3. Other concerns of Reviewer 1

Reviewer 1 questioned the purpose of comparing kNN and random forests. We propose to use kNN with large datasets and continuous features; RFs handle better small datasets and discrete features. Our comparison was meant to illustrate this. However, our main contribution is the entire framework of events and features, not the choice of recalibrator.

We also thank reviewer 1 for pointing out that the sentence line 81 is too strong. We meant to say that the probabilities do not encode the empirical frequency of the event being correct.

Finally, we thank reviewer 1 for pointing out the lack of references in the Background section; all references were previously in the Previous Work section, but we will move them to the Background. We also thank reviewer 1 for pointing out that "uncertainty" and not "entropy" is the correct technical term (we borrowed this term from [3]); we will correct this in the next version.

4. Reviewers 5, 7 found certain parts of the paper unclear.

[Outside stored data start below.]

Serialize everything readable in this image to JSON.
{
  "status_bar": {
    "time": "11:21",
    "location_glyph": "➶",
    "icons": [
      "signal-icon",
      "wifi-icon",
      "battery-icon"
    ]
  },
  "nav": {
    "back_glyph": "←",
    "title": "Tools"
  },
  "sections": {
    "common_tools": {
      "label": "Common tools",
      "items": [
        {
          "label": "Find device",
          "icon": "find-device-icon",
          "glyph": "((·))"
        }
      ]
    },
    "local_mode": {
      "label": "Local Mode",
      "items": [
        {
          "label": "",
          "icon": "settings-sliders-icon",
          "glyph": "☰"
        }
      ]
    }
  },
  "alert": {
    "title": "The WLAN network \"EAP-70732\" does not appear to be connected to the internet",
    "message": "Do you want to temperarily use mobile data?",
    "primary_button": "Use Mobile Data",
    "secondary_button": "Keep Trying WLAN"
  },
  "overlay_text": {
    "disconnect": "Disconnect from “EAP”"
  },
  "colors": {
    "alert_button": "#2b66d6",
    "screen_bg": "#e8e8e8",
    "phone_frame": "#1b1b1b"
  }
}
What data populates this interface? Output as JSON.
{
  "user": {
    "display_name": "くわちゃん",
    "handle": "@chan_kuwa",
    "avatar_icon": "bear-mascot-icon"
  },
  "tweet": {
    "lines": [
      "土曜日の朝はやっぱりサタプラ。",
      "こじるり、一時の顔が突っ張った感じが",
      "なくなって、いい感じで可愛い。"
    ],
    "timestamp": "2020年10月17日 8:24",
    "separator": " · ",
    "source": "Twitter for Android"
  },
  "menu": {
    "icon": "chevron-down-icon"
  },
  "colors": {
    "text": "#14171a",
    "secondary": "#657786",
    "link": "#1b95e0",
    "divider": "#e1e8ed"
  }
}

Reviewer 7 asks us how the margin p(y^{MAP-1}) - p(y^{MAP-2}) is computed. In the chain model, we compute y^{MAP-2} using k-best Viterbi (for k=2). In the graph model, we compute marginals q_j(x_j) using mean field (line 317), and for each j we look up the x_j with the second highest probability.

Reviewer 5 asks us how the recalibrator is constructed and whether the training and test distributions of features are identical. Note that we assume that X, Y are sampled from P; since features \phi and events E are deterministic functions, \phi_E(X,Y) and E(X) have identical training and test distributions. The recalibrator is trained to predict E from \phi on the training set; it will be calibrated on the test set by empirical risk minimization theory and because we are using the l_2 loss (which implicitly optimizes for calibration).

We also propose (line 266) that related events E_i (e.g. "was letter i decoded correctly?") may be pooled, and the recalibrator may be trained on the union of the training sets { \phi_{E_i}(X, Y), E_i(X) }. In this case, the training and test proportions of the E_i need to be similar (i.e. the user should query the probability of both types of events in the same proportions); we show in our experiments that this is a reasonable assumption to make in practice. This is indeed a confusing aspect of our method, and we thank the reviewer for pointing it out.

We will clarify all these points in the next version of the manuscript; in particular, we have already prepared a formal, mathematically rigorous discussion of event pooling.